Live to Eat. I love to cook, but even more, I love to eat. So this column seems only natural. Here’s where I’ll put recipes and other culinary discoveries.

Fight the Frump. Motherhood does atrocious things to your self image. New time and budget constraints limit our choices considerably, not to mention the sudden baby weight and the “please don’t let me turn into my mother” identity crisis. Most of us never take the time to really reconsider our style within the parameters of our changing bodies and lifestyles. We either continue to cram our new mommy selves into our good-old-days wardrobe, or we give up entirely and live in t-shirts and sneakers until it’s time to start shopping at Christopher & Banks. Either way, we come out looking like mommies and they start writing SNL skits about us. So I’m trying to beat the frump without going overboard. After all, we still have much more important things to worry about.
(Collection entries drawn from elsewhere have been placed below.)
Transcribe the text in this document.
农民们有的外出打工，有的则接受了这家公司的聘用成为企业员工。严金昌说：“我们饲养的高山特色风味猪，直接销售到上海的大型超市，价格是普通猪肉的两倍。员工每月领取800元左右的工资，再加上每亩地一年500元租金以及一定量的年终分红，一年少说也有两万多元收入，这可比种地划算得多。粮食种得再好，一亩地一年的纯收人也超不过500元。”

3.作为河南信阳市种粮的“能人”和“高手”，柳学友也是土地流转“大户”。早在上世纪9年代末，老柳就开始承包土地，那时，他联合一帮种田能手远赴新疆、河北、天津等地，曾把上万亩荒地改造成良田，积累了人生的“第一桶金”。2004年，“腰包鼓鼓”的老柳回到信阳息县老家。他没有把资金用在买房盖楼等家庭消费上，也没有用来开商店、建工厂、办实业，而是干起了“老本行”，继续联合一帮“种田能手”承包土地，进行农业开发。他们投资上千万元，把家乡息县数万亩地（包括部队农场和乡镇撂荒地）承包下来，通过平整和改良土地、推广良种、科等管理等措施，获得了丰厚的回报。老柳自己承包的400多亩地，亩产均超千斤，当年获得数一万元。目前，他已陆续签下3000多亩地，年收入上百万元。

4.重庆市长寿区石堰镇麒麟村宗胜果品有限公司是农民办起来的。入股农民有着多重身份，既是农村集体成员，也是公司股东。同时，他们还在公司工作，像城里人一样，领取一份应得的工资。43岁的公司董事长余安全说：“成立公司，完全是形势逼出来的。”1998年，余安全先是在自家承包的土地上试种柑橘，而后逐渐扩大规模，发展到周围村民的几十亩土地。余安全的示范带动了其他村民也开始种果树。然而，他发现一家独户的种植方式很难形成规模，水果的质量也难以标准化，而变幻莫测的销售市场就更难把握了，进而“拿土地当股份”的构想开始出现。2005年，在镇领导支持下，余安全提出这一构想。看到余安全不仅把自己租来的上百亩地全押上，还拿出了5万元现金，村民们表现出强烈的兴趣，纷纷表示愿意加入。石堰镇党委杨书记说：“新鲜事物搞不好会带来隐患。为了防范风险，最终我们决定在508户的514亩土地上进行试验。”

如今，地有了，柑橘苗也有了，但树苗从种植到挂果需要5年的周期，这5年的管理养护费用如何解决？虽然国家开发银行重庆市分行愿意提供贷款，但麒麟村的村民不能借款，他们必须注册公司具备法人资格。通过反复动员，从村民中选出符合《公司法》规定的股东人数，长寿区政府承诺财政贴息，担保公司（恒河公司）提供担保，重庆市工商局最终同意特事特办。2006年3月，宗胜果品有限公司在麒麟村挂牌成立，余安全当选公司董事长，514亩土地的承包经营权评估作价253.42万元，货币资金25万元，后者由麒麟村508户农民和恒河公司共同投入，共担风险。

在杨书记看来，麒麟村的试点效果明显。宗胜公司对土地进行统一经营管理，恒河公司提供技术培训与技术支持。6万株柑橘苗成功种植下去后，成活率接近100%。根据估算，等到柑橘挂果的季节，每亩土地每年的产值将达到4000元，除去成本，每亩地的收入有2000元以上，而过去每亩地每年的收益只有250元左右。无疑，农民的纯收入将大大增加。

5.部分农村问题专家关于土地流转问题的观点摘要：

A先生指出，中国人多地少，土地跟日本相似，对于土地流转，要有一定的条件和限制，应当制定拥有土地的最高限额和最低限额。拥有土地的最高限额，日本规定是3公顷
Just Clean Enough. My last year’s new year resolution was to become a clean freak. I used to be the most slovenly slob you’ve ever met (until you met my husband) but luckily, 2009 turned me into a born-again cleaner and organizer. Now, my house is still pretty messy, but I’m on a cleaning routine that works for me and gets the most important stuff done. I really want to get my strategies out there and report my continuing progress, because I could really have used some help and inspiration along the way. Hopefully I’ll help a fellow slovenly slob on her way to peace of mind, if not uber-clean freak status.

Parenting on Purpose. My go-to parenting guru is, far and away, the Baby Whisperer. Tracy Hogg was a genius, the ultimate Mindful Mommy. She coined the phrase “accidental parenting,” and I see a lot of it both in and out of my own home. I fight every day to avoid it, so I’ll share my goals and experiences here.

Products I Swear By. I think the best way to reward a good business for creating a good product is to buy that product and encourage others to do so. I think advertising is evil, creating demand to meet the supply… bloggers have more influence than they realize when the speak out, so here’s me casting my vote for the good stuff!

Products I Swear At. Same principle, opposite objective.

Time Savers. If there’s anything I really am good at, it’s organizing and streamlining. With help and inspiration from some of my OCD muses, I’m going to share strategies here.

… and that’s all I can think of for now.